Senior Digital Journalist


It’s just a ‘decoy’, SACP’s Mapaila on Zuma’s latest Cabinet reshuffle

The SACP says President Zuma’s latest changes to the executive are an attack on the party.


South African Communist Party (SACP) first deputy general secretary Solly Mapaila says President Jacob Zuma’s surprise Cabinet reshuffle on Tuesday morning is a distraction and a declaration of war on the ANC’s alliance partner.

SACP general secretary Blade Nzimande, a former supporter of Zuma, now his critic, was fired from Cabinet as the minister of higher education and training in the president’s second Cabinet reshuffle this year. Nzimande was replaced with former home affairs minister Hlengiwe Mkhize.

Briefing the media in Johannesburg, Mapaila confirmed the president did not consult the ANC’s alliance partners on the latest changes to the national executive. He slammed Zuma for retaining underperforming ministers, saying his actions would have wider implications on the tripartite alliance.

“It is quite clear the decision has got nothing to do with strengthening the capacity of the State or Cabinet. He has retained dead wood in that Cabinet, people who are laced with corruption and scandals,” Mapaila said.

“This reshuffle is actually a decoy, there was no reshuffle actually. The intention was just to remove comrade Blade. Essentially, that’s what Zuma has done. It is an attack on the SACP, and we will effectively respond to him.”

Mapaila said the SACP would consult with its structures and convene an urgent meeting of its politburo to discuss the possibility of the party’s remaining Cabinet ministers resigning en masse from the executive. The SACP would also decide if Nzimande should remain an MP or return to the party’s headquarters.

“At the current time, we have decided that they must remain where they are and serve the interests of the people of South Africa, not the interests of Zuma,” Mapaila said.

He said Zuma only informed Nzimande of his axing from Cabinet after the Presidency released a statement to the media on the new changes to the executive.

“Only when the statement was released did he manage to call comrade Blade informing him he has taken this particular decision, when it was already in the media.
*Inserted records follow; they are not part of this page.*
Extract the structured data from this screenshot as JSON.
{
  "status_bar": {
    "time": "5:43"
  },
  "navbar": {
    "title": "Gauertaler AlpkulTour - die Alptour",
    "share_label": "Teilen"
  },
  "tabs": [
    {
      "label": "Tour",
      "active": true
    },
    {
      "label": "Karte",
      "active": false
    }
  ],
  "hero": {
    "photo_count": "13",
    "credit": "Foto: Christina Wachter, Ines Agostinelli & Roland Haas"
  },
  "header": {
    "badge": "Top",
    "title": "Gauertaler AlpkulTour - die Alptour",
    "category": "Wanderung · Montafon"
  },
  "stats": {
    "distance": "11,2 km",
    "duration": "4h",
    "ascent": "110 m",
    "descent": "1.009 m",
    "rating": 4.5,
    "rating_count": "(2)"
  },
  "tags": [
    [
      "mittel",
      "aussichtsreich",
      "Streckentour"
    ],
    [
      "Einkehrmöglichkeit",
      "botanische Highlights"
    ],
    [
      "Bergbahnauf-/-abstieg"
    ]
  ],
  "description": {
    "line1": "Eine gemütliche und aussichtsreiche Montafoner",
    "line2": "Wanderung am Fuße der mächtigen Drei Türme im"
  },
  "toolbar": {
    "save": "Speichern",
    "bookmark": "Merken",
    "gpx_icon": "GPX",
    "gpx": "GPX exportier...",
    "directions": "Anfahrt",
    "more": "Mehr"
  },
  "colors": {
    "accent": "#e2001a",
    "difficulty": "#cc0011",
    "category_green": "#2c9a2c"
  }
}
This is an act of provocation,” he said.

ANC secretary-general Gwede Mantashe said the removal of Nzimande from Cabinet was a “pity”, saying the move by Zuma would further deepen strained relations within the ANC-led tripartite alliance with the Congress of South African Trade Unions (Cosatu), the South African Communist Party (SACP), and the South African Civic Organisation (Sanco).

Mantashe also revealed that Zuma merely informed the party’s top six officials of his planned Cabinet reshuffle.